The Court first considered technical aspects of general accepted accounting principles ("GAAP"), and in particular, the Financial Accounting Standards Board Accounting Standards Codification 450, Contingencies ("ASC 450").  The Court rejected plaintiffs' claim that the Company's accruals violated GAAP and ASC 450, and misleadingly understated its multi-billion exposure, as impermissible "fraud-by-hindsight."  Under the relevant accounting rules, the Company was only required to accrue for losses that were "probable"—having at least a 70% chance of occurring—and were "reasonably estimable" at the time the Company issued its financial statements.  Plaintiffs argued that the Company knew multi-billion losses were probable and could reasonably estimate these losses because of (i) its $850 million settlement with Minnesota, (ii) the expert report in that litigation estimating damages at $5 billion, and (iii) a $671 million dollar settlement by another company in a comparable PFAS-related litigation.  The Court held, however, that plaintiffs failed to allege that the losses were "probable" because success of the Company's pending summary judgment motion would have resulted in no liability for the Company.  The Court also held that plaintiffs did not adequately allege that the losses were "reasonably estimable" because they offered "no factual allegations showing that cost estimates for the PFAS-related liabilities were anything but difficult to derive because of uncertainties about a variety of factors."  The Court noted that the $5 billion figure contained in Minnesota's expert report illustrated the challenges with estimating liability because the eventual $850 million settlement was substantially lower.  For these reasons, the Court also held that the Company did not breach any alleged duty to predict potential PFAS-related liabilities and that various statements of opinion by the Company about its PFAS-related liabilities were inactionable.

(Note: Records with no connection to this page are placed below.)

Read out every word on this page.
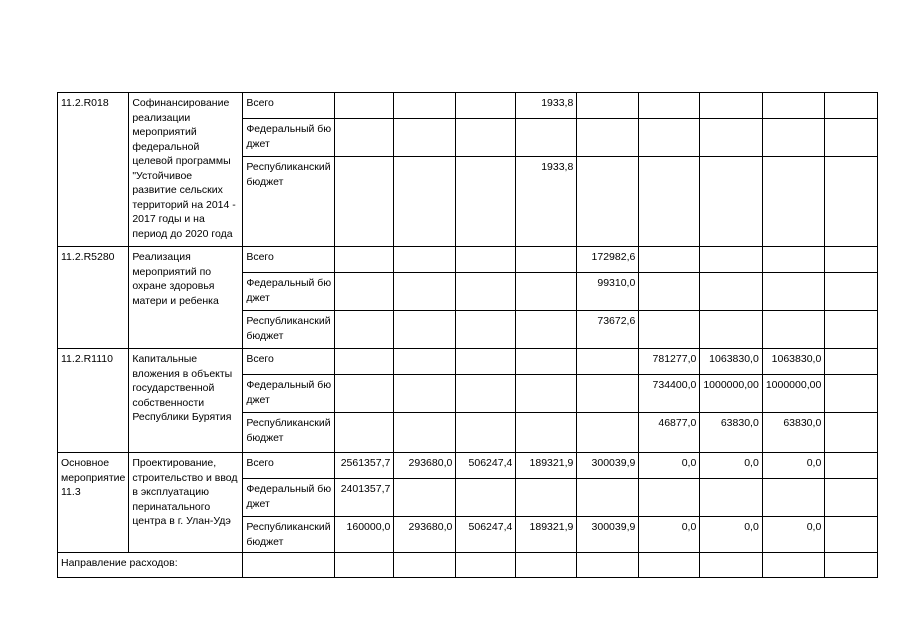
11.2.R018	Софинансирование реализации мероприятий федеральной целевой программы "Устойчивое развитие сельских территорий на 2014 - 2017 годы и на период до 2020 года	Всего				1933,8					
		Федеральный бюджет									
		Республиканский бюджет				1933,8					
11.2.R5280	Реализация мероприятий по охране здоровья матери и ребенка	Всего					172982,6				
		Федеральный бюджет					99310,0				
		Республиканский бюджет					73672,6				
11.2.R1110	Капитальные вложения в объекты государственной собственности Республики Бурятия	Всего						781277,0	1063830,0	1063830,0	
		Федеральный бюджет						734400,0	1000000,00	1000000,00	
		Республиканский бюджет						46877,0	63830,0	63830,0	
Основное мероприятие 11.3	Проектирование, строительство и ввод в эксплуатацию перинатального центра в г. Улан-Удэ	Всего	2561357,7	293680,0	506247,4	189321,9	300039,9	0,0	0,0	0,0	
		Федеральный бюджет	2401357,7								
		Республиканский бюджет	160000,0	293680,0	506247,4	189321,9	300039,9	0,0	0,0	0,0	
Направление расходов:											
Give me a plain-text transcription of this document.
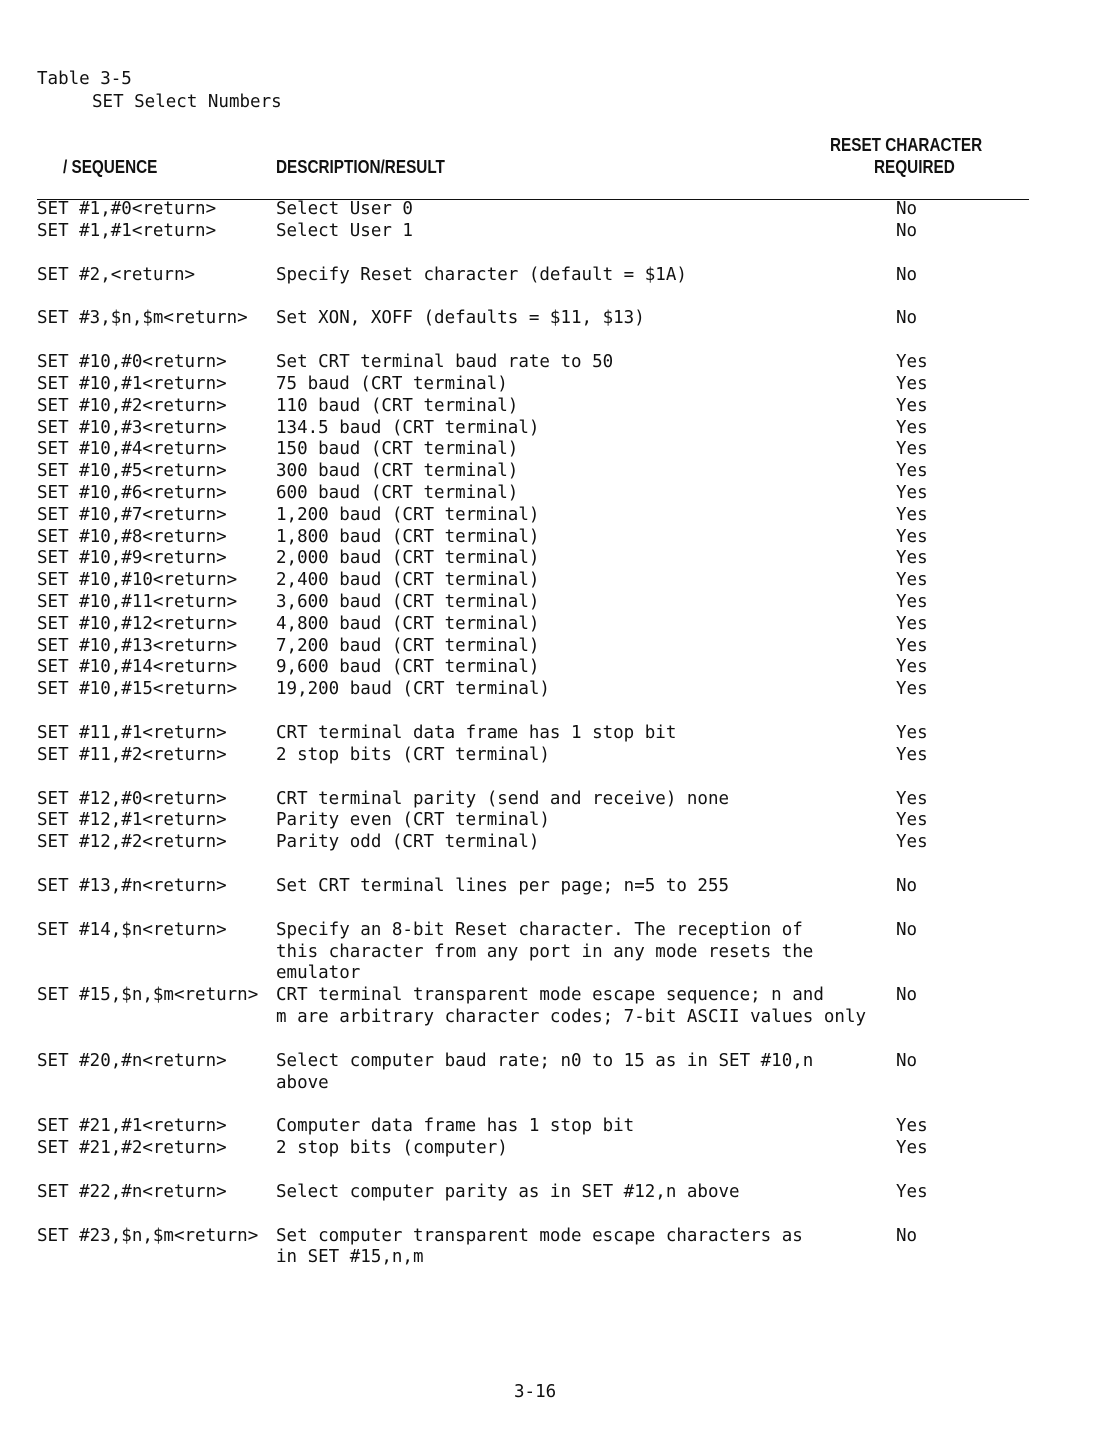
Table 3-5
SET Select Numbers
/ SEQUENCE	DESCRIPTION/RESULT
RESET CHARACTER
REQUIRED
SET #1,#0<return>	Select User 0	No
SET #1,#1<return>	Select User 1	No
SET #2,<return>	Specify Reset character (default = $1A)	No
SET #3,$n,$m<return> Set XON, XOFF (defaults = $11, $13)	No
SET #10,#0<return>	Set CRT terminal baud rate to 50	Yes
SET #10,#1<return>	75 baud (CRT terminal)	Yes
SET #10,#2<return>	110 baud (CRT terminal)	Yes
SET #10,#3<return>	134.5 baud (CRT terminal)	Yes
SET #10,#4<return>	150 baud (CRT terminal)	Yes
SET #10,#5<return>	300 baud (CRT terminal)	Yes
SET #10,#6<return>	600 baud (CRT terminal)	Yes
SET #10,#7<return>	1,200 baud (CRT terminal)	Yes
SET #10,#8<return>	1,800 baud (CRT terminal)	Yes
SET #10,#9<return>	2,000 baud (CRT terminal)	Yes
SET #10,#10<return> 2,400 baud (CRT terminal)	Yes
SET #10,#11<return> 3,600 baud (CRT terminal)	Yes
SET #10,#12<return> 4,800 baud (CRT terminal)	Yes
SET #10,#13<return> 7,200 baud (CRT terminal)	Yes
SET #10,#14<return> 9,600 baud (CRT terminal)	Yes
SET #10,#15<return> 19,200 baud (CRT terminal)	Yes
SET #11,#1<return>	CRT terminal data frame has 1 stop bit	Yes
SET #11,#2<return>	2 stop bits (CRT terminal)	Yes
SET #12,#0<return>	CRT terminal parity (send and receive) none	Yes
SET #12,#1<return>	Parity even (CRT terminal)	Yes
SET #12,#2<return>	Parity odd (CRT terminal)	Yes
SET #13,#n<return>	Set CRT terminal lines per page; n=5 to 255	No
SET #14,$n<return>	Specify an 8-bit Reset character. The reception of	No
this character from any port in any mode resets the
emulator
SET #15,$n,$m<return> CRT terminal transparent mode escape sequence; n and	No
m are arbitrary character codes; 7-bit ASCII values only
SET #20,#n<return>	Select computer baud rate; n0 to 15 as in SET #10,n	No
above
SET #21,#1<return>	Computer data frame has 1 stop bit	Yes
SET #21,#2<return>	2 stop bits (computer)	Yes
SET #22,#n<return>	Select computer parity as in SET #12,n above	Yes
SET #23,$n,$m<return> Set computer transparent mode escape characters as	No
in SET #15,n,m
3-16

The Court also held that the allegations in the complaint were not sufficient to give rise to a strong inference of scienter.  The Court rejected plaintiffs' argument that trading activity by the Company's officers suggested a motive to commit fraud, noting that the officers' increase in their holdings during the relevant period "weaken[ed] the allegation of suspicious insider trading."  The Court also rejected plaintiffs' argument that the Company's internal documents regarding "reserves" that would help the company resolve "litigation that is related to environmental matters," and the sheer size of the Minnesota settlement, suggested that the Company knew its potential liabilities were far higher than it had reported.  The Court noted that, at most, these allegations suggested that the Company knew losses were possible, but they did not show the Company had access to information that would allow it to assess whether its PFAS-related liabilities were "probable" or "reasonably estimable."  Finally, the Court rejected plaintiffs' argument that defendants "failure to timely accrue more for PFAS-related liabilities was 'at least reckless,'" because plaintiffs did not allege that the Company had failed to comply with GAAP.  To the contrary, the Court noted that any inference of scienter was contradicted by the fact that the Company's independent auditors had stated that the Company's financial statements complied with GAAP.